Basal Cell Carcinoma and Squamous Cell Carcinoma Study Notes
Overview of Skin Cancers
Focus on basal cell carcinoma (BCC) and squamous cell carcinoma (SCC)
Learning Objective: Describe risk factors, pathophysiology, and clinical manifestations of BCC and SCC
Classification of Skin Cancers
Skin cancers classified into two categories:
Non melanoma skin cancers (NMSC): 70% BCC, 30% SCC
Melanoma skin cancer
Pathophysiology of Skin Cancers
Common factor: High levels of UV light exposure
**BCC Specific Factors:
Chemical exposure
SCC Specific Factors:
Human Papillomavirus (HPV) infection
Melanoma Specific Factors:
Familial gene mutation (inherited mutations)
Cellular Origins of Skin Cancers
Cell Types Affected:
Basal Cell Carcinoma (BCC): DNA mutation in stratum basale cells (stem cells)
Squamous Cell Carcinoma (SCC): DNA mutation in epidermal keratinocytes
Key concept: Disordered replication leads to DNA mutations, resulting in dysplasia and eventual neoplasia
Differences Between BCC and SCC
Aggressiveness:
BCC – least aggressive
SCC – more aggressive, potential to metastasize
Skin Lesions: Both types present as skin lesions
Basal Cell Carcinoma (BCC)
Definition: Most common skin tumor (70% of NMSCs)
Anatomy & Growth Patterns:
Occurs in sun-exposed skin, predominantly on the head and neck
Grows slowly and rarely metastasizes
Visible Types:
Superficial:
Morphology: Red, defined lesions, macular, sometimes pearly appearance
Nodular:
Morphology: Translucent papule or nodule, possible small dilated vessels, sometimes ulcerated and bled
Morphoeic:
Morphology: Pale, sclerotic lesion, waxy/white/yellowish, invasive, requires aggressive treatment
Pathophysiology Details:
Initiated by excessive UV exposure, leading to DNA damage of pluripotent stem cells
Role of Tumor Suppressor Genes:
Approximately 50% of BCCs involve mutations in tumor suppressor genes, obstructing DNA repair and apoptosis
Common Risk Factors:
Light skin, red hair, blue eyes, freckles, older age
Clinical Features/Manifestations:
Elevated nodule with central depression, possible tissue destruction (less than a rodent ulcer)
Diagnosis Methods:
Observation and biopsy to confirm BCC
Management Tactics:
Surgical excision, particularly challenging for morphoeic types due to undefined borders
Squamous Cell Carcinoma (SCC)
Definition: Invasive malignant tumor arise from stratum spinosum epithelial cells
Development: Often preceded by actinic keratosis (thickened, scaly patches due to UV exposure)
Key Risk Factors:
Primary factor: Sun exposure
HPV infection (certain strains)
Immunosuppression, vitamin D deficiency
Etiology:
Risk factors that may also contribute to tumor initiation
Actinic keratosis can progress to SCC but not all do
Gene mutations (tumor suppressor genes p53, notch1, notch2, RAS)

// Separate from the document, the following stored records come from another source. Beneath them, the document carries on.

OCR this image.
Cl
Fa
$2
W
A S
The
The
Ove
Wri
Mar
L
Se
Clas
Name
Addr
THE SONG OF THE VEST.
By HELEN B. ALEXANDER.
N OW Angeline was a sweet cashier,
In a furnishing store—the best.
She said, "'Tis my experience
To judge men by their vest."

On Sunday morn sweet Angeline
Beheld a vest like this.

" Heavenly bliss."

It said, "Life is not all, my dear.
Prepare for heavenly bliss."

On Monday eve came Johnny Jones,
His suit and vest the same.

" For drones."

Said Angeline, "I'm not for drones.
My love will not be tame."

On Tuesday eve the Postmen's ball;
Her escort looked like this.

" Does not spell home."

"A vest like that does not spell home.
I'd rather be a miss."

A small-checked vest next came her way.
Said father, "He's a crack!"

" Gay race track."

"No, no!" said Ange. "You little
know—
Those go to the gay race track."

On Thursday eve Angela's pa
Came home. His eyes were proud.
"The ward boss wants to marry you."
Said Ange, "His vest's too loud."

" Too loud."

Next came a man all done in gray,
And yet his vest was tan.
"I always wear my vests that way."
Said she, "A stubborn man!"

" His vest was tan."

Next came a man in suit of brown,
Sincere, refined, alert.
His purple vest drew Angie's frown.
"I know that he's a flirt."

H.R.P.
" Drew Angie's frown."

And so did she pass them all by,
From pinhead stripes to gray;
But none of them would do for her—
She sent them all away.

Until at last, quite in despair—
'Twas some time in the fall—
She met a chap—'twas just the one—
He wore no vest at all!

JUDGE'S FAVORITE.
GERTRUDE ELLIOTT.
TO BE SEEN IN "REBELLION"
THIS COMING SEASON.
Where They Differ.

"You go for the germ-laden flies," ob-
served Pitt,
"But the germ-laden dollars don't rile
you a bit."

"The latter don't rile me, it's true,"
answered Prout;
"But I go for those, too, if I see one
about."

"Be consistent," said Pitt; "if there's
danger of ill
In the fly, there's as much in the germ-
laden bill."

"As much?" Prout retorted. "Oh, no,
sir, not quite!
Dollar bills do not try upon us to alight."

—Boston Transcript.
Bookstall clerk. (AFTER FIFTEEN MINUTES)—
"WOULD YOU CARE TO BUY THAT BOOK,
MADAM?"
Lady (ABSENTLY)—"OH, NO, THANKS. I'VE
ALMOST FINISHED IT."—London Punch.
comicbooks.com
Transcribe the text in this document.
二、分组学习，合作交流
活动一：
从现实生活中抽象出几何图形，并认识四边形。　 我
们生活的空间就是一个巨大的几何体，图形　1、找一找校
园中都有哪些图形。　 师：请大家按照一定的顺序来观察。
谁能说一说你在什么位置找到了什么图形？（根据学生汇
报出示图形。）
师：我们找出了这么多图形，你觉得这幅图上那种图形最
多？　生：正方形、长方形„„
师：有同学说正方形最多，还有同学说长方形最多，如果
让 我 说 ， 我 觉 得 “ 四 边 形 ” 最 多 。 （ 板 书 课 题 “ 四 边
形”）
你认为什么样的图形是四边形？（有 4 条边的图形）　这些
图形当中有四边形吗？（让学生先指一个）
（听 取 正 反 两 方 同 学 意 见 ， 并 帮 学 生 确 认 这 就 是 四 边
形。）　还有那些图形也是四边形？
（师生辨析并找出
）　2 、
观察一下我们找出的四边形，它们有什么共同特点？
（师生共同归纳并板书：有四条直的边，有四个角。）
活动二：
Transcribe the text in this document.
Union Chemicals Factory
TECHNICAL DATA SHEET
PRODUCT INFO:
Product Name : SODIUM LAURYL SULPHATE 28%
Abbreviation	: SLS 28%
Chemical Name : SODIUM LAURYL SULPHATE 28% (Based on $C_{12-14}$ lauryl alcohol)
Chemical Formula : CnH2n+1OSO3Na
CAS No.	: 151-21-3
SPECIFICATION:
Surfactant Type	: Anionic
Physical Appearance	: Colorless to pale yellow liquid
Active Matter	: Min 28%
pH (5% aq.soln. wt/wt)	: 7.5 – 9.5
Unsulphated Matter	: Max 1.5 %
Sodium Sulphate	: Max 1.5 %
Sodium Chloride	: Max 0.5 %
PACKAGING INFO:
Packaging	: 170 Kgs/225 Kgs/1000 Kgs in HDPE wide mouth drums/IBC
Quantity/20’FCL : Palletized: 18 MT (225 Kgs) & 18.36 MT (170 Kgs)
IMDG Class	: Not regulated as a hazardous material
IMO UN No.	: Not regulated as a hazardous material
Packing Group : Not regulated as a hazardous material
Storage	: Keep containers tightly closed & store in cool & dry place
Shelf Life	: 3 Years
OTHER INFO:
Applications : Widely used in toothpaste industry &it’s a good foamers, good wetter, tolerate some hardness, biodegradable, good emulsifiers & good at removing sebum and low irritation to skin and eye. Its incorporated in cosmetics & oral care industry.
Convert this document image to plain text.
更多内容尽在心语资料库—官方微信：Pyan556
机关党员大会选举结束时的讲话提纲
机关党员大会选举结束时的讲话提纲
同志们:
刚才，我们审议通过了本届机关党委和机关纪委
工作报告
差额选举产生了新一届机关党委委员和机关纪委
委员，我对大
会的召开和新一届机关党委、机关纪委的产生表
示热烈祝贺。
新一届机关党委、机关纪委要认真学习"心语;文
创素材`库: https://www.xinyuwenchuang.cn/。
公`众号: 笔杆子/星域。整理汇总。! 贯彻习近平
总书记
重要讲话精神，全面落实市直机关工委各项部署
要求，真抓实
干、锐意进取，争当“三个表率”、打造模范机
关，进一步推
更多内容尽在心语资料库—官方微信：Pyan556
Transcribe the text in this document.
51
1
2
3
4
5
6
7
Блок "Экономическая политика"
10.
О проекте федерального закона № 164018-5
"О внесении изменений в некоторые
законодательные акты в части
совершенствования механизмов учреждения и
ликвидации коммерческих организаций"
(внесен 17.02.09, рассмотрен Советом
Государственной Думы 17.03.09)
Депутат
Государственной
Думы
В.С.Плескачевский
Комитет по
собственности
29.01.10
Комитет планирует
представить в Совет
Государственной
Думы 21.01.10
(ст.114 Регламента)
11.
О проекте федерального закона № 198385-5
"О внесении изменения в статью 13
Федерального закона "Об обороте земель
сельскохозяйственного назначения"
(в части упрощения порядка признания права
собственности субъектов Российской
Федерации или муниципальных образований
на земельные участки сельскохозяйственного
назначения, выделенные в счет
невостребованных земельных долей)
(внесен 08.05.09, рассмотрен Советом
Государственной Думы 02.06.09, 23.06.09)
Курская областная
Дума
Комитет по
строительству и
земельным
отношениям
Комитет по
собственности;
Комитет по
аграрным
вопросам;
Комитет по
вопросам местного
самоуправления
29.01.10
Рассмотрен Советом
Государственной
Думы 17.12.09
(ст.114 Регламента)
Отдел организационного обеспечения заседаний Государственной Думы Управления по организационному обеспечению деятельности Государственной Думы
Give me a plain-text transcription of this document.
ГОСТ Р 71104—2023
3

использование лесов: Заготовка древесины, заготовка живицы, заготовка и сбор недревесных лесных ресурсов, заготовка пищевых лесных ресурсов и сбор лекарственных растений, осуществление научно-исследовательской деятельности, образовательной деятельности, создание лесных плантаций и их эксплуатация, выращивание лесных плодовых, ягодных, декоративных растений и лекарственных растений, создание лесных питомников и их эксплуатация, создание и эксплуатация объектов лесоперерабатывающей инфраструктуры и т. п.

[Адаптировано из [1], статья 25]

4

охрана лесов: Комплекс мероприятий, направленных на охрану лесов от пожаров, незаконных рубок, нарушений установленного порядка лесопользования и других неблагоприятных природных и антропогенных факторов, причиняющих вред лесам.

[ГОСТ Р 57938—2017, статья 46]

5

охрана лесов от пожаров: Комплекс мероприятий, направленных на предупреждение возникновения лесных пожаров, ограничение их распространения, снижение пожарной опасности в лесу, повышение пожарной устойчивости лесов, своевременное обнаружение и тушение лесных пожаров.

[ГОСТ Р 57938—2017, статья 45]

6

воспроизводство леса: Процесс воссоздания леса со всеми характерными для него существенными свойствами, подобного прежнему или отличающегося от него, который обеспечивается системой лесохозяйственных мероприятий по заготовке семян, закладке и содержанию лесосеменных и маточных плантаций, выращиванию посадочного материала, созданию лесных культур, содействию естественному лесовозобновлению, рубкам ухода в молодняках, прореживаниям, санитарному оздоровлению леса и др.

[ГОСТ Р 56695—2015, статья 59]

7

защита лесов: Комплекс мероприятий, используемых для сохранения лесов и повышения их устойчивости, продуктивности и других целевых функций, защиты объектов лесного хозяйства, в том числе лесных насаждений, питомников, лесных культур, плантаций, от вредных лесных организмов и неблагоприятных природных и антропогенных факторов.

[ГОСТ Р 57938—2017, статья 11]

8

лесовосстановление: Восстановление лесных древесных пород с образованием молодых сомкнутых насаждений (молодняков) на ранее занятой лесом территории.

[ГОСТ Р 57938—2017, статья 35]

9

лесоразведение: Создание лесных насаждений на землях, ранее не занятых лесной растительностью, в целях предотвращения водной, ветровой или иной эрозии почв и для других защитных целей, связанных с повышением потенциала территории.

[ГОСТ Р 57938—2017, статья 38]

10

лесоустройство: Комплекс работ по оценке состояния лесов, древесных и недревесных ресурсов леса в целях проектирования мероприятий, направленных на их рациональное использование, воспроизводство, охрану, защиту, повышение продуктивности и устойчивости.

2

HPV plays a role in 25% of SCC cases, inhibiting DNA repair and promoting survival of mutated cells
Pathophysiology Details:
Excessive UV exposure causes alterations in keratinocyte signaling, leading to oxidative stress and subsequent mutations
Clinical Features/Manifestations:
Persistent non-healing ulcer, scaly crust, possible bleeding, localized invasion
Diagnosis Methods:
Biopsy to distinguish SCC from other forms of skin cancer (BCC, melanoma)
Management Tactics:
Surgical excision usually performed in outpatient settings; may also require radiation or chemotherapy based on patient history and biopsy results
Conclusion
Understanding risk factors, pathophysiology, and clinical manifestations of BCC and SCC is crucial for effective diagnosis and management.